A large amount of low-grade heat sources such as industrial waste heat, solar energy, geothermal energy and the like can be developed and utilized globally. The total industrial afterheat resource of China accounts for 17% -67% of the total fuel consumption, wherein the recyclable part accounts for about 60% of the total afterheat. However, the development and utilization of low-grade heat sources, particularly those at a temperature of less than 100 ℃, are not sufficient at present, and an economical and efficient low-grade heat source utilization technology is mainly lacked.

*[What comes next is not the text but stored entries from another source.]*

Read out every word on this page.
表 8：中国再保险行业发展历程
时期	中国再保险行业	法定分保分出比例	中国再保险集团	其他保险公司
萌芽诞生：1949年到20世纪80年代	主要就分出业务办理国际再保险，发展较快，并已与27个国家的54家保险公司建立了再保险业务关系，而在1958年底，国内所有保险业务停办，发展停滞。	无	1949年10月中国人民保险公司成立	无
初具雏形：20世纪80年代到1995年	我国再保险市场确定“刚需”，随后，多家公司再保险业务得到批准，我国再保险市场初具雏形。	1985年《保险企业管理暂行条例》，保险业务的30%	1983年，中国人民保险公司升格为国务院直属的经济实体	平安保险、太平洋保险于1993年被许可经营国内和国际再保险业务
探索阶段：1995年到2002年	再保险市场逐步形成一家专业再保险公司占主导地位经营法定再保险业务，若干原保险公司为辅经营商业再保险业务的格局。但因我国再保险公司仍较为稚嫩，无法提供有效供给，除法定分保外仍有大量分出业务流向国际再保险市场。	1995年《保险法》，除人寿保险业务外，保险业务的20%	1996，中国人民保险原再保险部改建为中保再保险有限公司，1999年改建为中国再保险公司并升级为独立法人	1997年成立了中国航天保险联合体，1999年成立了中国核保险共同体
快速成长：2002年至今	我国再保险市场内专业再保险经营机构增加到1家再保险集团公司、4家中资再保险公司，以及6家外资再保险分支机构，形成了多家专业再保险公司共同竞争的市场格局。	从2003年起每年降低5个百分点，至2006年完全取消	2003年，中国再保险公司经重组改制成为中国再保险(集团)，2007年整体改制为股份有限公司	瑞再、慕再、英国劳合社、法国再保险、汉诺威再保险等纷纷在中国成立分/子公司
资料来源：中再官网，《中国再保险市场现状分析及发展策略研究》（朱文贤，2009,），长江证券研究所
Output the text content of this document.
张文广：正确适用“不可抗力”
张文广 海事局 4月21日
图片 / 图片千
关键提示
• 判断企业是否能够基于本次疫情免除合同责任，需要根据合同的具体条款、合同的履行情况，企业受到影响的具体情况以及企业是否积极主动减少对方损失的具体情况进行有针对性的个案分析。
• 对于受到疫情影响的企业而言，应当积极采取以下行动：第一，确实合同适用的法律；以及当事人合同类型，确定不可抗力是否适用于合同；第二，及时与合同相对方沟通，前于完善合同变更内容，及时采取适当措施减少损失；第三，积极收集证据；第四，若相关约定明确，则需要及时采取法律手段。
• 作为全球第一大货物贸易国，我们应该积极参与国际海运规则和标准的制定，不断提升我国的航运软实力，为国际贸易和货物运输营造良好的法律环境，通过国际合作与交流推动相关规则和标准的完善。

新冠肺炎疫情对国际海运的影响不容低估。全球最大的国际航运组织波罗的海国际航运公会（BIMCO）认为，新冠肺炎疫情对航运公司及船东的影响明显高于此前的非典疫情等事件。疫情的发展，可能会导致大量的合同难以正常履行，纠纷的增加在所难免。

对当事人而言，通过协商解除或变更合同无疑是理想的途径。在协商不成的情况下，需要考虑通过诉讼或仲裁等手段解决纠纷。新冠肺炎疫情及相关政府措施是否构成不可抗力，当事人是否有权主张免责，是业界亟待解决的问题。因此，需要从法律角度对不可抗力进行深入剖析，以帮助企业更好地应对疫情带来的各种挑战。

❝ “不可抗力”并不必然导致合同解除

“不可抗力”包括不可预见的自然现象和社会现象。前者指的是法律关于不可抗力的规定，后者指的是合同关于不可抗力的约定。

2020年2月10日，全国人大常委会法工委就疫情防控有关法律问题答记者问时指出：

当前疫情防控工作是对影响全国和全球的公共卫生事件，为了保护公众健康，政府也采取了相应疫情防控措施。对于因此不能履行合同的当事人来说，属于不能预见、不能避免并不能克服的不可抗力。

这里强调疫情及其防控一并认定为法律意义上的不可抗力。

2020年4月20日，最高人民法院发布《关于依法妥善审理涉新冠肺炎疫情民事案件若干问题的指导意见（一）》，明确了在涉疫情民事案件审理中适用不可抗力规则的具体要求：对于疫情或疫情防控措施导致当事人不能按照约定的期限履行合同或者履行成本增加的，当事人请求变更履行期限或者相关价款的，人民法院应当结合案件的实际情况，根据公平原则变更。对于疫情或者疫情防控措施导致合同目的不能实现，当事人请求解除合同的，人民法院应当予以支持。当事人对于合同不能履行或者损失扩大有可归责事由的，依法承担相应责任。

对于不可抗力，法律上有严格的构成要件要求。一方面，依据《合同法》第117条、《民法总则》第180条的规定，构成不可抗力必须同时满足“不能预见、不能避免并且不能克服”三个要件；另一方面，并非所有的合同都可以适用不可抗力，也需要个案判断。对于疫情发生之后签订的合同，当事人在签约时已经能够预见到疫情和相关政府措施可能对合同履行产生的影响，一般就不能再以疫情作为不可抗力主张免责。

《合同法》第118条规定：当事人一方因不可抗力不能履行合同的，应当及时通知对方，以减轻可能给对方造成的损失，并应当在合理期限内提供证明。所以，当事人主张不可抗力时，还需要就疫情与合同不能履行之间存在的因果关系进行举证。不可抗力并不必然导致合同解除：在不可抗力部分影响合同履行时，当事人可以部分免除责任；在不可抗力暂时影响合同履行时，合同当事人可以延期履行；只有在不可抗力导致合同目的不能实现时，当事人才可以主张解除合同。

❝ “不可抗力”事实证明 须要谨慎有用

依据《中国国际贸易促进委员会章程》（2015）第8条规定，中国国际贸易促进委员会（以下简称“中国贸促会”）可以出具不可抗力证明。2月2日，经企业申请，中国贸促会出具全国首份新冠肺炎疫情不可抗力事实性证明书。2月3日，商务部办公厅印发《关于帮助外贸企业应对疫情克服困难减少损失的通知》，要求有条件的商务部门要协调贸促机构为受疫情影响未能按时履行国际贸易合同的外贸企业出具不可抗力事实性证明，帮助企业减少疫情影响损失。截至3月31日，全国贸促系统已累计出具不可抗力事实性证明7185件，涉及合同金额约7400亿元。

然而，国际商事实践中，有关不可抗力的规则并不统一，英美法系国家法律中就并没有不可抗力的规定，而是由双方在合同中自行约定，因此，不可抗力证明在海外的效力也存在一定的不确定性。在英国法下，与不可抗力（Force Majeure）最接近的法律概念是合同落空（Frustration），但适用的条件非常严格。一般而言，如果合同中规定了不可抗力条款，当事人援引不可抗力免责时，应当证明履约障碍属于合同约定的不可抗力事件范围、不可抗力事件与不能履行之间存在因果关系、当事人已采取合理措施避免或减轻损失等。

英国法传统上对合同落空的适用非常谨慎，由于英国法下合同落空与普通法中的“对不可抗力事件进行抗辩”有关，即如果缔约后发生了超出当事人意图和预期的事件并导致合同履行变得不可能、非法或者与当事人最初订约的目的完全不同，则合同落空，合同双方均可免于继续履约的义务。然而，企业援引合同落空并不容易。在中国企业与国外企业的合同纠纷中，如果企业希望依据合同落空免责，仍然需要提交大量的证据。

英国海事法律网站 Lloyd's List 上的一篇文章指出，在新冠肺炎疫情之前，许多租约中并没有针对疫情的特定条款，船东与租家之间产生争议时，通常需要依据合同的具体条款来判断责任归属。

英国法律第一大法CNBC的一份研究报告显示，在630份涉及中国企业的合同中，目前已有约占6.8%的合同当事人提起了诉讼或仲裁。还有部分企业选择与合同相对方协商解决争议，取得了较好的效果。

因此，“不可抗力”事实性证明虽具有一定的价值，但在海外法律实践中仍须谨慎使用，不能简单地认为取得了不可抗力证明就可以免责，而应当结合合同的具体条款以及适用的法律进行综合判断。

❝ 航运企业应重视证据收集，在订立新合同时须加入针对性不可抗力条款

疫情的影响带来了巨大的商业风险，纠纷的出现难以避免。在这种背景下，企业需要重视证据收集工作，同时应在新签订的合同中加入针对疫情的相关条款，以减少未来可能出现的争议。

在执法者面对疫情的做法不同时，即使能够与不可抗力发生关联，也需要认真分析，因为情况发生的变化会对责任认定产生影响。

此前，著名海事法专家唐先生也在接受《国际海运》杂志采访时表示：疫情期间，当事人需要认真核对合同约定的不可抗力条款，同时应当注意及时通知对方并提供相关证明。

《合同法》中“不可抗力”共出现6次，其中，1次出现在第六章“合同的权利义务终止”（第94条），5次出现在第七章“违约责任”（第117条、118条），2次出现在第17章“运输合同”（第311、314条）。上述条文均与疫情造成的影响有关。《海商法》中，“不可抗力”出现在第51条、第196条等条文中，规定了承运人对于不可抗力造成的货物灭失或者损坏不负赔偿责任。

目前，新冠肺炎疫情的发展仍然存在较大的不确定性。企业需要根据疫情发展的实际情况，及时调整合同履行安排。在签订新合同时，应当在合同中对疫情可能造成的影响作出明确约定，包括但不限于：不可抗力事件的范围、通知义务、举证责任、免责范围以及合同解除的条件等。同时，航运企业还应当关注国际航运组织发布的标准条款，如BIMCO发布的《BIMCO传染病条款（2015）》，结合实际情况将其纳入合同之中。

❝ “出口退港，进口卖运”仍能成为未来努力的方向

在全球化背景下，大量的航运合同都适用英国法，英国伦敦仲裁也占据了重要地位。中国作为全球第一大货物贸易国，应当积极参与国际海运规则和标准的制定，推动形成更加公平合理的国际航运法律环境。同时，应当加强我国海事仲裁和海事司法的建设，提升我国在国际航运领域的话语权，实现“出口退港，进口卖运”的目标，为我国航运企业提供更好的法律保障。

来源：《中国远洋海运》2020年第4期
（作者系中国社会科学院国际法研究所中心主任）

When a hydrophobic porous membrane is placed between two solutions with different temperatures, the temperature difference between the liquids on the two sides of the membrane can generate a transmembrane vapor pressure difference, and the vapor pressure difference can drive the vapor phase transmission of various components between the two liquids. The membrane distillation technology based on the heat penetration principle can utilize a low-grade heat source to separate the water solution containing the non-volatile solute, and has great application prospects in seawater desalination, ultrapure water preparation, wastewater treatment and azeotropic mixture separation. However, since the liquid-gas phase change process consumes a large amount of energy, the existing membrane distillation seawater desalination technology has the defects of high energy consumption, low energy utilization efficiency and the like, and the system integration, process and application expansion of the existing technology are needed to improve the energy efficiency of the whole seawater desalination process.

Disclosure of Invention

The invention aims to overcome the defects of the prior art and provide a power generation and seawater desalination system based on the heat penetration principle, and the system realizes water and electricity cogeneration by combining a heat penetration separation technology and a heat penetration energy conversion technology and utilizing low-grade heat sources such as solar energy, waste heat, geothermal heat and the like, thereby improving the energy efficiency of the whole seawater desalination process.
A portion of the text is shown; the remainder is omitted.